Yes sir, we do. AS mentioned on a different thread, we do what we call "Kiai Drills" that involve a student standing in a horse stance with hands chambered while the entire school forms a monkey line and hits the student in the stomach while the student Kias as he recieves the punch. I've seen it done (and had it done to me) with elbows and feet also.

We also use forearm conditioning drills where two students face each other and clash their forearms into each other's for however many reps the instructor calls out.

Plus, being Kajukenbo, we beat the hell out of each other in sparring.


----------



## LawDog (Jan 15, 2008)

Sounds "old school" to me. We do similar drills.


----------



## KempoGuy06 (Jan 15, 2008)

Danjo said:


> Yes sir, we do. AS mentioned on a different thread, we do what we call "Kiai Drills" that involve a student standing in a horse stance with hands chambered while the entire school forms a monkey line and hits the student in the stomach while the student Kias as he recieves the punch. I've seen it done (and had it done to me) with elbows and feet also.
> 
> We also use forearm conditioning drills where two students face each other and clash their forearms into each other's for however many reps the instructor calls out.
> 
> Plus, being Kajukenbo, we beat the hell out of each other in sparring.


we've never done anything like that (sounds fun though, id be up for it.) But as far as sparring goes, me (blue belt) and the assistant instructor (1st degree) will go all out every now and then, really keeps me on my toes

B


----------



## LawDog (Jan 15, 2008)

It may sound rough but if it is done with a instructor that has been trained in doing this it can be "fun".


----------



## Jdokan (Jan 16, 2008)

LawDog said:


> It may sound rough but if it is done with a instructor that has been trained in doing this it can be "fun".


 
Good Point AL..Ego's are to checked upon entering...We did alot of this in Peabody....It was always interesting to watch some of the personalities as things heated up.....Without going into too much detail we had to "throw" out a few folks after several counseling session didn't seem to bring about change...
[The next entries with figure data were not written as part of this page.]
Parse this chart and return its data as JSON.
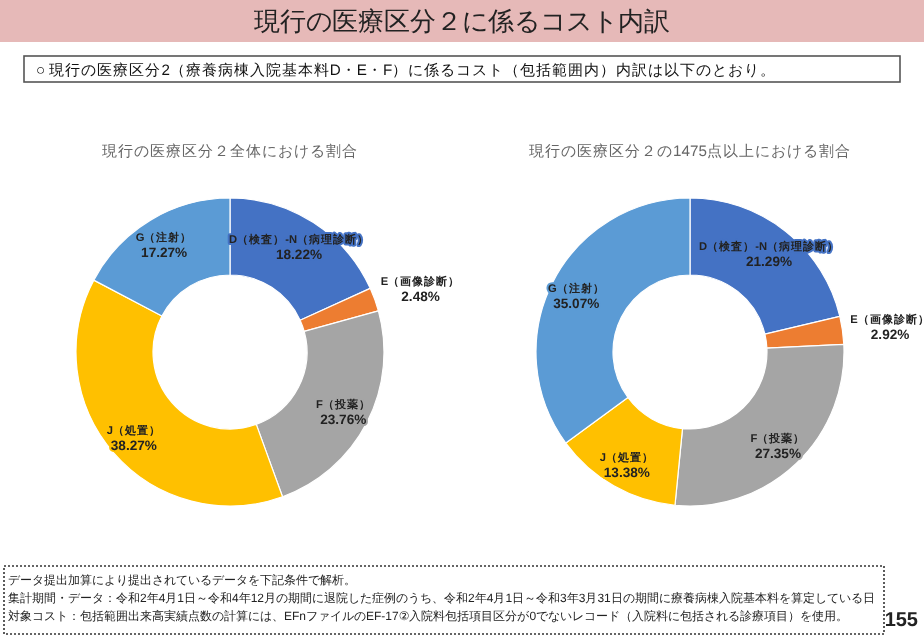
{
  "chart_data": [
    {
      "type": "other",
      "title": "現行の医療区分２に係るコスト内訳",
      "annotations": [
        "○ 現行の医療区分2（療養病棟入院基本料D・E・F）に係るコスト（包括範囲内）内訳は以下のとおり。"
      ]
    },
    {
      "type": "donut",
      "title": "現行の医療区分２全体における割合",
      "categories": [
        "D（検査）-N（病理診断）",
        "E（画像診断）",
        "F（投薬）",
        "J（処置）",
        "G（注射）"
      ],
      "values": [
        18.22,
        2.48,
        23.76,
        38.27,
        17.27
      ],
      "value_labels": [
        "18.22%",
        "2.48%",
        "23.76%",
        "38.27%",
        "17.27%"
      ],
      "colors": [
        "#4472c4",
        "#ed7d31",
        "#a5a5a5",
        "#ffc000",
        "#5b9bd5"
      ]
    },
    {
      "type": "donut",
      "title": "現行の医療区分２の1475点以上における割合",
      "categories": [
        "D（検査）-N（病理診断）",
        "E（画像診断）",
        "F（投薬）",
        "J（処置）",
        "G（注射）"
      ],
      "values": [
        21.29,
        2.92,
        27.35,
        13.38,
        35.07
      ],
      "value_labels": [
        "21.29%",
        "2.92%",
        "27.35%",
        "13.38%",
        "35.07%"
      ],
      "colors": [
        "#4472c4",
        "#ed7d31",
        "#a5a5a5",
        "#ffc000",
        "#5b9bd5"
      ]
    },
    {
      "type": "other",
      "annotations": [
        "データ提出加算により提出されているデータを下記条件で解析。",
        "集計期間・データ：令和2年4月1日～令和4年12月の期間に退院した症例のうち、令和2年4月1日～令和3年3月31日の期間に療養病棟入院基本料を算定している日",
        "対象コスト：包括範囲出来高実績点数の計算には、EFnファイルのEF-17②入院料包括項目区分が0でないレコード（入院料に包括される診療項目）を使用。",
        "155"
      ]
    }
  ]
}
I found the body bangin' to develop more than just the physical.....I'll bet everyone has a few stories to tell....


----------



## RevIV (Jan 17, 2008)

Jdokan said:


> I found the body bangin' to develop more than just the physical.....I'll bet everyone has a few stories to tell....


 
There is def. something to say about developing more than just the physical.. Its funny we were doing the forearm drills that Danjo spoke of yesterday,, we call them Wing Chun exercises (used to do them on the wooden dummy in NY).  With the younger students we always prep them mentally.. We tell them they will have bruises tommorow but to be proud of them.  That every bruise makes you stronger for the next time.  Every time you want to say "oww" you kiai instead.  the first class was the 7-9 yr old beg.  (with two 5 yr olds in there)  for coordination purposes it was only the outward block clash with footwork.  Some faces looked scared but we encourage with high energy feelings of being tougher and acting older.  I will say after 4 hours with 4 classes in a row of doing this, i myself am a little sore and bruised today.
Jesse


----------